‘So long as you have food in your mouth, you have solved all questions for the time being.’ –Kafka


So what does fascinate me in the animal? The first thing that fascinated me is that every animal has a world. It is curious because many people do not have a world. They live the life of everyone’s life, no matter who, no matter what. Animals have worlds. An animal world, what is it? It is sometimes extraordinary limited. And this is it that moves me. Finally the animals react to very few things. Several sorts of things.


So the very first characteristic of the animal is the existence of specific, peculiar animal worlds; and it is perhaps, sometimes, the poverty of those worlds, the reduced character of those worlds that interest me a lot.

For example, we have been previously talking about animals such as the tick. The tick responds or reacts to three things. Three stimuli. Nothing more in a nature that is a huge nature, three stimuli, that’s all. It tends towards the edge of a branch, attracted by light. It can wait on top of that branch for years without eating, without anything, totally amorphous. Well, it waits for a ruminant, an herbivore, an animal that passes under its branch, ready to drop; it is a kind of an olfactory stimulus. The tick smells the animal passing under its branch. The second stimulus; the light then the smell. Then, once fallen on the back of the poor animal, it will look for the least hairy area. Here a tactile stimulus. And it sinks into the skin. It does not care about anything else. In a swarming nature, the tick extracts three things. This is what makes a world.


It is not enough to have a world to be an animal. What absolutely fascinated me are the issues of territory. Because constituting a territory is nearly the birth of art.

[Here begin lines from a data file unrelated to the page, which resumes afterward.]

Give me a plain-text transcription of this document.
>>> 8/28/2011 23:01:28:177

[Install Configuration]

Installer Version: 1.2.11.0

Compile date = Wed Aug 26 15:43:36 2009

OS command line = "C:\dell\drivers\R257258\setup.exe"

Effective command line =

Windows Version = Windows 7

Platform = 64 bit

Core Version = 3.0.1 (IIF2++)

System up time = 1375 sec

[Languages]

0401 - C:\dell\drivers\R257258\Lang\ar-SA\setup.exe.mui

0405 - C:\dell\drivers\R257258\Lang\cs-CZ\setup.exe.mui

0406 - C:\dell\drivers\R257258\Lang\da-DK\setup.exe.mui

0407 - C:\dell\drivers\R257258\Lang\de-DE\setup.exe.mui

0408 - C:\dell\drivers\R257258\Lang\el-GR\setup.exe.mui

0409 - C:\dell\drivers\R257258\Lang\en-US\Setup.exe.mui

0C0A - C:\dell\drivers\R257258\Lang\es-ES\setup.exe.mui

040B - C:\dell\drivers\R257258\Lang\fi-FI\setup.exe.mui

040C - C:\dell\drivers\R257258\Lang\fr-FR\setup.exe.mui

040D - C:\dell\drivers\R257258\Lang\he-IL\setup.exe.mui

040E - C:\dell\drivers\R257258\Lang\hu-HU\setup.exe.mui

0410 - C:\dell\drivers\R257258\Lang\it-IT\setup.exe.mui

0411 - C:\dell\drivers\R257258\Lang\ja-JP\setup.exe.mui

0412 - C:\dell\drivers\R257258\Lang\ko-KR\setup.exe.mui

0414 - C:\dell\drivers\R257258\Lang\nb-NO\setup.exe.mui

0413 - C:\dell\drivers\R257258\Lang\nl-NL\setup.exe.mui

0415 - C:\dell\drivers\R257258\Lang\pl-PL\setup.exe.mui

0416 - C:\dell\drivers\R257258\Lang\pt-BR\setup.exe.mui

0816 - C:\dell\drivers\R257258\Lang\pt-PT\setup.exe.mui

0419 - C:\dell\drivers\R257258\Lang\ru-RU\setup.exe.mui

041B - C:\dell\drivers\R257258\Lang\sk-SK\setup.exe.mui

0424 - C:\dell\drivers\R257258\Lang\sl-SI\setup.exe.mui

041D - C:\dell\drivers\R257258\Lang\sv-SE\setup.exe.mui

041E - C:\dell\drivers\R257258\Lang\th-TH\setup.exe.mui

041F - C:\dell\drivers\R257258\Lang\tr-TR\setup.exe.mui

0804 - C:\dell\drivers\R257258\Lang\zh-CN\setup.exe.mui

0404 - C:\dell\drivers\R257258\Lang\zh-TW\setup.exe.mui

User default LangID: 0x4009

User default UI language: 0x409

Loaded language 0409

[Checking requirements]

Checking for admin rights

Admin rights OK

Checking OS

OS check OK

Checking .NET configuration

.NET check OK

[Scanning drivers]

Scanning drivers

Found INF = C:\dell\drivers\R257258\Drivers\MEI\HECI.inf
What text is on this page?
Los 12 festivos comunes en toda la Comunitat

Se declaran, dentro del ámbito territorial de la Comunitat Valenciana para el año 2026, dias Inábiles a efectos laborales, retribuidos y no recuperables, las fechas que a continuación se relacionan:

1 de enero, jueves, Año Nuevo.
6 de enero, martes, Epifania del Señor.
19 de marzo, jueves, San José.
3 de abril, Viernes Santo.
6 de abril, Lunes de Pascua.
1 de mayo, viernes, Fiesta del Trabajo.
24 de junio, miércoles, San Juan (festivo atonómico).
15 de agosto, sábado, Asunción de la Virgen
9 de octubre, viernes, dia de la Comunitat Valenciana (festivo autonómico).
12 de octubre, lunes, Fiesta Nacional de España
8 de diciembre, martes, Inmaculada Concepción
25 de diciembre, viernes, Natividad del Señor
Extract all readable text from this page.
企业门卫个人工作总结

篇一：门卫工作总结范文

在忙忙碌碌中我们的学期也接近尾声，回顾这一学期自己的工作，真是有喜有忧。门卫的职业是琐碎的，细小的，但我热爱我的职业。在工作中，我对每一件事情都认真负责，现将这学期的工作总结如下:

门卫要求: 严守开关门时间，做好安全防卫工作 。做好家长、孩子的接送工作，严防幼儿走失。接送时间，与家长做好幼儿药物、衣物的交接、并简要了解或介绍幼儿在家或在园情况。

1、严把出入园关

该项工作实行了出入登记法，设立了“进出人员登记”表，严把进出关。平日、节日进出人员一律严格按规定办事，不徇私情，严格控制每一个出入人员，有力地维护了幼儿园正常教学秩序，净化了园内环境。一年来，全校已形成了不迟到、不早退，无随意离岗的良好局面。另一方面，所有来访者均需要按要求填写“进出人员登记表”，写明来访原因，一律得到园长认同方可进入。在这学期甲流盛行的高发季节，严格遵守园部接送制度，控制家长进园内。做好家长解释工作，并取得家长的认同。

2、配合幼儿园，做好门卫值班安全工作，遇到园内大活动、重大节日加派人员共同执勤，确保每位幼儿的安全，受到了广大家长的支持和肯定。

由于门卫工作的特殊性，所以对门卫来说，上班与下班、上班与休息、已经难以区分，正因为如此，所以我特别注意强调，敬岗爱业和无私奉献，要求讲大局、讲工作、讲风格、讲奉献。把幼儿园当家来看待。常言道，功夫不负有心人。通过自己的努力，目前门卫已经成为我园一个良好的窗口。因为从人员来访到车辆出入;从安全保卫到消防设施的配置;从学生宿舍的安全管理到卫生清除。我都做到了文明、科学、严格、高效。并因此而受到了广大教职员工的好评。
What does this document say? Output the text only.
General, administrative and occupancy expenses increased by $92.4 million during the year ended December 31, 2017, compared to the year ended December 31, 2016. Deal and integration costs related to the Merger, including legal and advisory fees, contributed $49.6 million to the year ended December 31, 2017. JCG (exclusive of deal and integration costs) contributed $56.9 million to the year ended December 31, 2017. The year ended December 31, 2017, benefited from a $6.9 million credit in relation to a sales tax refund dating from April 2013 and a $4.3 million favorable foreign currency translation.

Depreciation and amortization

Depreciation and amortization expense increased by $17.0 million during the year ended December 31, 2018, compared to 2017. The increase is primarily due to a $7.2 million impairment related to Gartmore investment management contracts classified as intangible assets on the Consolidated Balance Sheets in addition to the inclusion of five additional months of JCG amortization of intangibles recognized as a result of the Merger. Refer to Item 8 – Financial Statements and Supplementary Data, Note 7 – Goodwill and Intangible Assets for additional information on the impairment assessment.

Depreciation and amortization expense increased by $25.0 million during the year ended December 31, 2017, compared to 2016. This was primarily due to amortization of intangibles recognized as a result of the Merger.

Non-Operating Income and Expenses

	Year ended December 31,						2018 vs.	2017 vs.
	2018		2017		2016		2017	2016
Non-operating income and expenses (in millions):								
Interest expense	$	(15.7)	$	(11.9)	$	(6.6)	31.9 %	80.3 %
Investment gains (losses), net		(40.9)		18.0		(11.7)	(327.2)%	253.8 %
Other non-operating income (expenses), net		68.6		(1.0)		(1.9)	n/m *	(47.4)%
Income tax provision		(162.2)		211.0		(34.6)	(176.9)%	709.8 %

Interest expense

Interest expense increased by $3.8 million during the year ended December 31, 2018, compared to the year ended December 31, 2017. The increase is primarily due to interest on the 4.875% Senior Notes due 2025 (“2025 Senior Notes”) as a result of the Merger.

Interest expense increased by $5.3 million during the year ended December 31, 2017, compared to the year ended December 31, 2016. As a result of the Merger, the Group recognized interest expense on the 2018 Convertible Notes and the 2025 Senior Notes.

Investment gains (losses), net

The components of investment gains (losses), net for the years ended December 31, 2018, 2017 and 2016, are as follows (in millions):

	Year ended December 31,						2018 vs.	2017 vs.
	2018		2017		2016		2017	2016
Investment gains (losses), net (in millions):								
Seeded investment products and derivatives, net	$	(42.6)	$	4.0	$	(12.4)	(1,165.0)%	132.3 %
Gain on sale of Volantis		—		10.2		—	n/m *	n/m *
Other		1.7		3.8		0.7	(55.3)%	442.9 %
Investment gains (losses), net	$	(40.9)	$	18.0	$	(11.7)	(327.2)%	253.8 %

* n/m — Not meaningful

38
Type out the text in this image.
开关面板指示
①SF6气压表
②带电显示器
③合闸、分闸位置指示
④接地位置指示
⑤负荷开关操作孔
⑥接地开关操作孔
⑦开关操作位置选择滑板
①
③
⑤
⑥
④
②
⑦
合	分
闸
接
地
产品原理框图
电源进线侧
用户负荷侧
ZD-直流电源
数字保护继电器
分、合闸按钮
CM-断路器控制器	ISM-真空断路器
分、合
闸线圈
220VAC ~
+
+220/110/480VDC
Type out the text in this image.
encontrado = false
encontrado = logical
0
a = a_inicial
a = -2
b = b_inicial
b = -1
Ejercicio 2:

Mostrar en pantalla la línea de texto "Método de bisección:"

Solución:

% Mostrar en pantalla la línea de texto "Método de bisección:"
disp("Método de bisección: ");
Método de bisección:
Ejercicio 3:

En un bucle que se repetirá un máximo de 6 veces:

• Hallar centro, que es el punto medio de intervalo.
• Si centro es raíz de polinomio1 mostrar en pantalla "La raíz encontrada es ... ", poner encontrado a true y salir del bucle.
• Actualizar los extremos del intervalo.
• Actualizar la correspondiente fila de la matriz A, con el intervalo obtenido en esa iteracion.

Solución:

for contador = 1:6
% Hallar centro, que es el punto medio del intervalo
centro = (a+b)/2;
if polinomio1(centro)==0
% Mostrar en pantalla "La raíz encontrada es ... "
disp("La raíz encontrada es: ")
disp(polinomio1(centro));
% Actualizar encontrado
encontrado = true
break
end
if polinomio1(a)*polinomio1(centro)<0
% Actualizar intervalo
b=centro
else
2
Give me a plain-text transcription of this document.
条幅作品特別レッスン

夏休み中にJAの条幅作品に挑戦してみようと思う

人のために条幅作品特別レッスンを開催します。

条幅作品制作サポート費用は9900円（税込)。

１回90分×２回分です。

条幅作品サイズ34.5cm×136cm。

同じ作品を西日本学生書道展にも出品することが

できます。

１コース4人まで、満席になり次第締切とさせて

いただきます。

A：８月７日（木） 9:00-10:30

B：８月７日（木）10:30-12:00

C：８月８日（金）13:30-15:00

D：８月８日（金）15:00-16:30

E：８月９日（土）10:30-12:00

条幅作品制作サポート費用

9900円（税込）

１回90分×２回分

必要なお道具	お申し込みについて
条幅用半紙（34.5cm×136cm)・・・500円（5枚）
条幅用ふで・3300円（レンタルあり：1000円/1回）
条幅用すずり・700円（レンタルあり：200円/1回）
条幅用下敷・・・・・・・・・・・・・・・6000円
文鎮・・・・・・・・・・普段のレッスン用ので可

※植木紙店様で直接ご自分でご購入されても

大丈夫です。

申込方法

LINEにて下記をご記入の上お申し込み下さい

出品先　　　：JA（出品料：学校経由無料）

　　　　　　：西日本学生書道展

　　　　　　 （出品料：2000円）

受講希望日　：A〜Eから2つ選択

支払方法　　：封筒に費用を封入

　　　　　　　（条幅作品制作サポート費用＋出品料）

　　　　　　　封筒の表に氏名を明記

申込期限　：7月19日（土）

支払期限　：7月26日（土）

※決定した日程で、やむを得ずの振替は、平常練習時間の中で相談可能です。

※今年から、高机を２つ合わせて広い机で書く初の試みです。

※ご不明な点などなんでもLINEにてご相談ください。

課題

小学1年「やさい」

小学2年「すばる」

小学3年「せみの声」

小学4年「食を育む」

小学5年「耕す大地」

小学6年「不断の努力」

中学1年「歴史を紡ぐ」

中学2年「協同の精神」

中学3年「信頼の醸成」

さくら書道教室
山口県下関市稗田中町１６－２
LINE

If someone would ask me what an animal is, I would answer “a being on the lookout”. It is a being fundamentally on the lookout. (…) The writer is on the lookout. So is the philosopher. You see, the ears of an animal. Well it does nothing without being on the watch. An animal never keeps still. While eating, it has to watch out if anything is happening in its back, on its sides, etc. Such an existence on the lookout is terrible.